Dans tous les cas, les conséquences de ces risques pour la vie privée des utilisateurs sont importantes. En effet, cela peut aller de la récupération et la conservation de données personnelles à l’activation et l’utilisation par un tiers hors du foyer d’un objet filmant notre domicile.

Nos résultats, ne sont issus que d’une analyse superficielle de la sécurité de plusieurs objets et réalisée sur un temps assez limité.  Malgré nos contraintes, nos résultats permettent de souligner différents défauts, et laissent à penser qu’une analyse plus approfondie pourrait en révéler d’autres.

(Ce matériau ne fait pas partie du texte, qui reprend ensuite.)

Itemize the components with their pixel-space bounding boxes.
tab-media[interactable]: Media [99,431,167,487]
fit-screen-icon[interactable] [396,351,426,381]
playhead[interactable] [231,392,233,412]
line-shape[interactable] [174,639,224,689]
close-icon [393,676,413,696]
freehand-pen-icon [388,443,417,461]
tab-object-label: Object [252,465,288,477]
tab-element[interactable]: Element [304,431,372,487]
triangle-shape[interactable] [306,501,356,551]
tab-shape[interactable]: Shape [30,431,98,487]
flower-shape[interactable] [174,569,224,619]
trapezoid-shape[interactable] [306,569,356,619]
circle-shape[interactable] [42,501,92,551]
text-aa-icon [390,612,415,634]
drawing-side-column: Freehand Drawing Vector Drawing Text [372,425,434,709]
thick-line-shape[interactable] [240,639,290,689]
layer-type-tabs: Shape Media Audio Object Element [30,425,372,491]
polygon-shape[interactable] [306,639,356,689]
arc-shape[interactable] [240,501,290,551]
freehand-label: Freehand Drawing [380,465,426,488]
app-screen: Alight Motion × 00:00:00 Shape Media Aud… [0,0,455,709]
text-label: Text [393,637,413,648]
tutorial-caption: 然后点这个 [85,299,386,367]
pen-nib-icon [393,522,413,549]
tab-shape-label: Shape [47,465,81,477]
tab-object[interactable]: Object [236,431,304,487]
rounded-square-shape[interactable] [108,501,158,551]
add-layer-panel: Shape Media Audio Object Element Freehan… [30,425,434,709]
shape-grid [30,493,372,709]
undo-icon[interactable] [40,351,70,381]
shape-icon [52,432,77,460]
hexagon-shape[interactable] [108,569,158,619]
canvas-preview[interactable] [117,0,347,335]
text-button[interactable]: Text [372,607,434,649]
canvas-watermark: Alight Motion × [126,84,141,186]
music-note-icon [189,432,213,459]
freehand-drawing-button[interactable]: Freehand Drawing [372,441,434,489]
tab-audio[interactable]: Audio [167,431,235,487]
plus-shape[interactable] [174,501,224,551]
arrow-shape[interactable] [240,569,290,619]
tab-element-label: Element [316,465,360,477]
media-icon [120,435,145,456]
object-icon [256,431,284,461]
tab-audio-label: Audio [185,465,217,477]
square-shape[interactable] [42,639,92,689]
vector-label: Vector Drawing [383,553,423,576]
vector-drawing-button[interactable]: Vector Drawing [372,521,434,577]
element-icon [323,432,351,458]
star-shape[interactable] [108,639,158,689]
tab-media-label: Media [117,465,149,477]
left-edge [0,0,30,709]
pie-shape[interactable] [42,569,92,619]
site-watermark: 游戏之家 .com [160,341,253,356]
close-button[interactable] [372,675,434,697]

A l’issue de cette semaine de travail, nous pensions qu’il serait sans doute utile d’éclairer les consommateurs, notamment en fournissant un score sur le risque vie privée liés aux objets, suivant son niveau de sécurité, l’état de la législation des pays destinataires de ces données et l’usage de traceurs publicitaires .

 

 

Prochaine édition

La prochaine édition des REDOCS aura lieu à l’automne 2022 à Luminy. Les inscriptions pour les doctorants et doctorantes seront ouvertes lors des Journées Nationales du GDR avant l’été 2022. Les entreprises souhaitant proposer de nouveaux sujets peuvent contacter pascal.lafourcade@uca.fr

Biographies des participants

Morgane Vollmer

Suite au master Cryptis (parcours mathématiques, cryptologie, codage et applications) de Limoges, j’ai rejoint l’Université de Bretagne Occidentale de Brest pour réaliser une thèse d’informatique de sujet « Support logiciel en représentation modulaire des nombres pour le chiffrement homomorphe sur processeurs parallèles ». Ma participation au Redocs s’est faite à la fin de ma première année de thèse.

Gwendal Patat

Après une license d'informatique à l'Université Toulouse III Paul Sabatier et un master de cybersécurité à l'Université de Rennes 1, j'ai continué mon parcours avec un doctorat au sein de l'IRISA (Institut de Recherche en Informatique et Systèmes Aléatoires) et suis actuellement en 2 eme année de thèse. Je travaille principalement sur la recherche de vulnérabilité cryptographique parmi des implémentations fermées propriétaires notamment au sein des systèmes Android basés sur des protections matérielles. Mon objectif est d'exploiter de telles vulnérabilités afin de fournir des preuves de faisabilités démontrant un impact réel afin que celui-ci puisse être corrigé dans le futur.

Diane Leblanc-Albarel

 Je suis est en 2 ème année de thèse à Rennes à l’IRISA. Diplomée en 2020 de l’INSA Rouen Normandie spécialité Génie Mathématique et du master 2 Sécurité des systèmes d’Information de l’université de Rouen, j’ai effectué mon stage  à l’IRISA puis j’ai poursuivis en thèse au sein de cette même équipe. Ma thèse a pour sujet les Compromis Temps Mémoires Cryptanalytiques. Mon travail consiste à optimiser les attaques utilisant des Rainbow tables.

Daniel De Almeida Braga

Après avoir obtenu une licence de Mathématiques et un Master de Mathématiques Appliquées à la Cryptographie,  j’ai travaillé un an en tant qu'Ingénieur Analyste en Cybersécurité. Depuis 2019, je prépare un doctorat portant sur la sécurité des implémentations et standards cryptographiques. Mes travaux se concentrent principalement sur la recherche et l'exploitation de vulnérabilités.

Anaïs Barthoulot

Je suis actuellement en deuxième année de thèse CIFRE à Orange et l'université de Limoges, intitulée "chiffrement avancé pour le partage de données sensibles". A la fin de mon master MCCA (Mathématiques, Cryptologie, Codage et applications) de l'université de Limoges, j'ai effectué mon stage de fin d'étude au sein d'Orange Labs,sur la primitive de "Broadcast Encryption". Ce stage a ensuite débouché sur ma thèse qui porte sur la cryptographie pour le partage de données.